Entscheidungsdatum: 13.04.2017
Auf die Revisionen der Angeklagten wird das Urteil des Landgerichts Essen vom 21. September 2016 mit den Feststellungen aufgehoben.
Die Sache wird zu neuer Verhandlung und Entscheidung, auch über die Kosten der Rechtsmittel, an eine andere Strafkammer des Landgerichts zurückverwiesen.

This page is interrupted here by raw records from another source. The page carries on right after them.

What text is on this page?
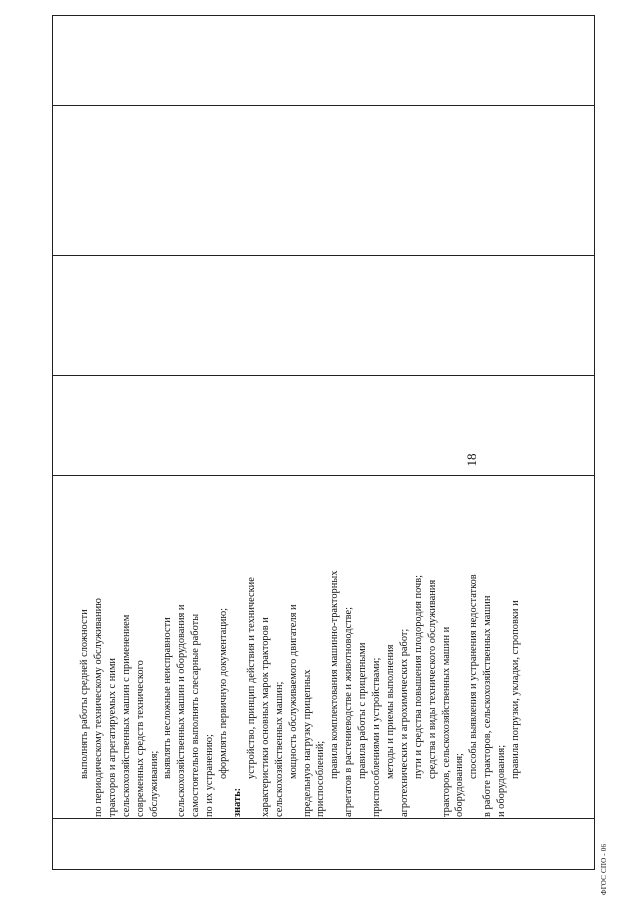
18
выполнять работы средней сложности по периодическому техническому обслуживанию тракторов и агрегатируемых с ними сельскохозяйственных машин с применением современных средств технического обслуживания;
выявлять несложные неисправности сельскохозяйственных машин и оборудования и самостоятельно выполнять слесарные работы по их устранению; оформлять первичную документацию;
знать:
устройство, принцип действия и технические характеристики основных марок тракторов и сельскохозяйственных машин; мощность обслуживаемого двигателя и предельную нагрузку прицепных приспособлений; правила комплектования машинно-тракторных агрегатов в растениеводстве и животноводстве; правила работы с прицепными приспособлениями и устройствами; методы и приемы выполнения агротехнических и агрохимических работ; пути и средства повышения плодородия почв; средства и виды технического обслуживания тракторов, сельскохозяйственных машин и оборудования;
способы выявления и устранения недостатков в работе тракторов, сельскохозяйственных машин и оборудования;
правила погрузки, укладки, строповки и
ФГОС СПО - 06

Das Landgericht hat den Angeklagten K. C. der gefährlichen Körperverletzung in zwei Fällen und den Angeklagten Ka. C. der gefährlichen Körperverletzung schuldig gesprochen. Den Angeklagten K. C. hat es zu einer Gesamtfreiheitsstrafe von drei Jahren und neun Monaten und den Angeklagten Ka. C. zu einer Freiheitsstrafe von einem Jahr - unter Strafaussetzung zur Bewährung - verurteilt. Ferner hat es mit Blick auf Art. 6 Abs. 1 Satz 1 EMRK zugunsten beider Angeklagter Kompensationsentscheidungen getroffen.
Mit ihren Revisionen rügen die Angeklagten jeweils die Verletzung formellen und materiellen Rechts.
I.
Die Verfahrensrügen beider Angeklagter sind nicht näher ausgeführt und daher unzulässig (§ 344 Abs. 2 Satz 2 StPO).
II.
Jedoch führt die von beiden Angeklagten erhobene Sachrüge zur Aufhebung des angefochtenen Urteils und zur Zurückverweisung der Sache an das Landgericht.

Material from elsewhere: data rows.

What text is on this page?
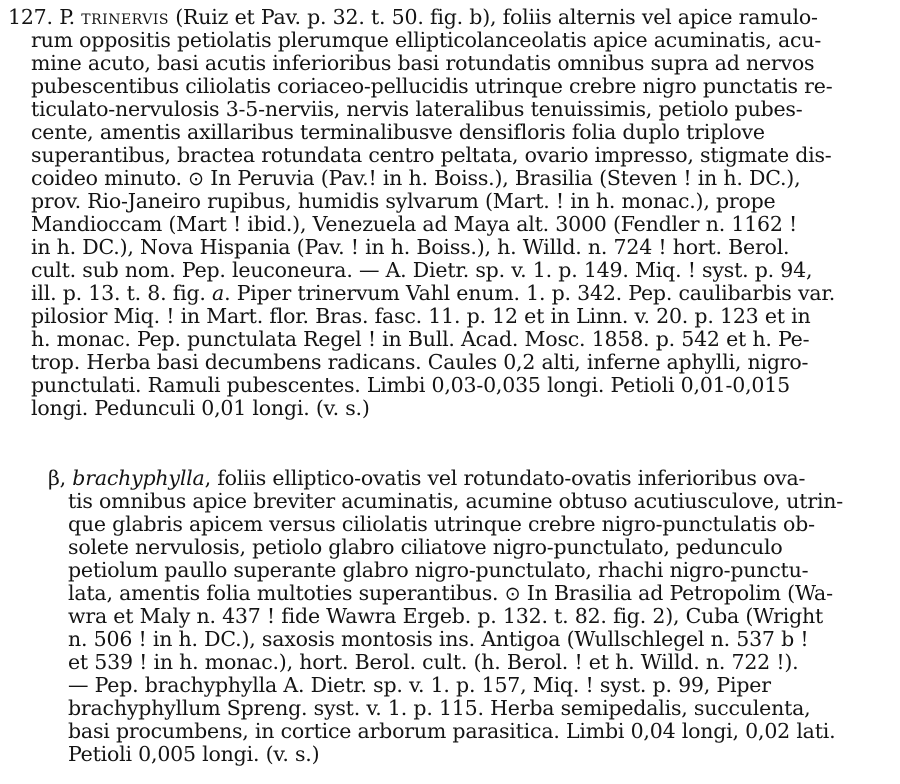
127. P. trinervis (Ruiz et Pav. p. 32. t. 50. fig. b), foliis alternis vel apice ramulo-
rum oppositis petiolatis plerumque ellipticolanceolatis apice acuminatis, acu-
mine acuto, basi acutis inferioribus basi rotundatis omnibus supra ad nervos
pubescentibus ciliolatis coriaceo-pellucidis utrinque crebre nigro punctatis re-
ticulato-nervulosis 3-5-nerviis, nervis lateralibus tenuissimis, petiolo pubes-
cente, amentis axillaribus terminalibusve densifloris folia duplo triplove
superantibus, bractea rotundata centro peltata, ovario impresso, stigmate dis-
coideo minuto. ⊙ In Peruvia (Pav.! in h. Boiss.), Brasilia (Steven ! in h. DC.),
prov. Rio-Janeiro rupibus, humidis sylvarum (Mart. ! in h. monac.), prope
Mandioccam (Mart ! ibid.), Venezuela ad Maya alt. 3000 (Fendler n. 1162 !
in h. DC.), Nova Hispania (Pav. ! in h. Boiss.), h. Willd. n. 724 ! hort. Berol.
cult. sub nom. Pep. leuconeura. — A. Dietr. sp. v. 1. p. 149. Miq. ! syst. p. 94,
ill. p. 13. t. 8. fig. a. Piper trinervum Vahl enum. 1. p. 342. Pep. caulibarbis var.
pilosior Miq. ! in Mart. flor. Bras. fasc. 11. p. 12 et in Linn. v. 20. p. 123 et in
h. monac. Pep. punctulata Regel ! in Bull. Acad. Mosc. 1858. p. 542 et h. Pe-
trop. Herba basi decumbens radicans. Caules 0,2 alti, inferne aphylli, nigro-
punctulati. Ramuli pubescentes. Limbi 0,03-0,035 longi. Petioli 0,01-0,015
longi. Pedunculi 0,01 longi. (v. s.)
β, brachyphylla, foliis elliptico-ovatis vel rotundato-ovatis inferioribus ova-
tis omnibus apice breviter acuminatis, acumine obtuso acutiusculove, utrin-
que glabris apicem versus ciliolatis utrinque crebre nigro-punctulatis ob-
solete nervulosis, petiolo glabro ciliatove nigro-punctulato, pedunculo
petiolum paullo superante glabro nigro-punctulato, rhachi nigro-punctu-
lata, amentis folia multoties superantibus. ⊙ In Brasilia ad Petropolim (Wa-
wra et Maly n. 437 ! fide Wawra Ergeb. p. 132. t. 82. fig. 2), Cuba (Wright
n. 506 ! in h. DC.), saxosis montosis ins. Antigoa (Wullschlegel n. 537 b !
et 539 ! in h. monac.), hort. Berol. cult. (h. Berol. ! et h. Willd. n. 722 !).
— Pep. brachyphylla A. Dietr. sp. v. 1. p. 157, Miq. ! syst. p. 99, Piper
brachyphyllum Spreng. syst. v. 1. p. 115. Herba semipedalis, succulenta,
basi procumbens, in cortice arborum parasitica. Limbi 0,04 longi, 0,02 lati.
Petioli 0,005 longi. (v. s.)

1. Das Landgericht hat folgende Feststellungen und Wertungen getroffen:
a) Hintergrund der Anklagevorwürfe ist eine körperliche Auseinandersetzung zwischen den Angeklagten einerseits und den mit ihnen schon vor der Tat zerstrittenen Nebenklägern A. und H. Ce. andererseits. Zum Tatzeitpunkt wohnten alle vier Personen mit ihren Familien in demselben Häuserblock. Eingedenk des fortdauernden Streites gerieten am Tatabend, dem 27. Oktober 2013, zunächst der Angeklagte K. C. und der Nebenkläger H. Ce. bei einem zufälligen Treffen vor der Wohnung der Angeklagten aneinander und führten ein lautstarkes Streitgespräch, in dessen Verlauf der Angeklagte dem Nebenkläger ein etwa 15 cm langes Messer vorhielt, es aber eingeschüchtert wieder einsteckte, als der Nebenkläger ihm eine Ohrfeige versetzte und weitere Schläge androhte. Als kurz darauf auch der Nebenkläger A. Ce. in Begleitung seines Neffen, des Zeugen S. Ce. , am Ort des Geschehens erschien und die angespannte Stimmung bemerkte, blieb er zur Unterstützung des Nebenklägers H. Ce. vor dem Wohnblock.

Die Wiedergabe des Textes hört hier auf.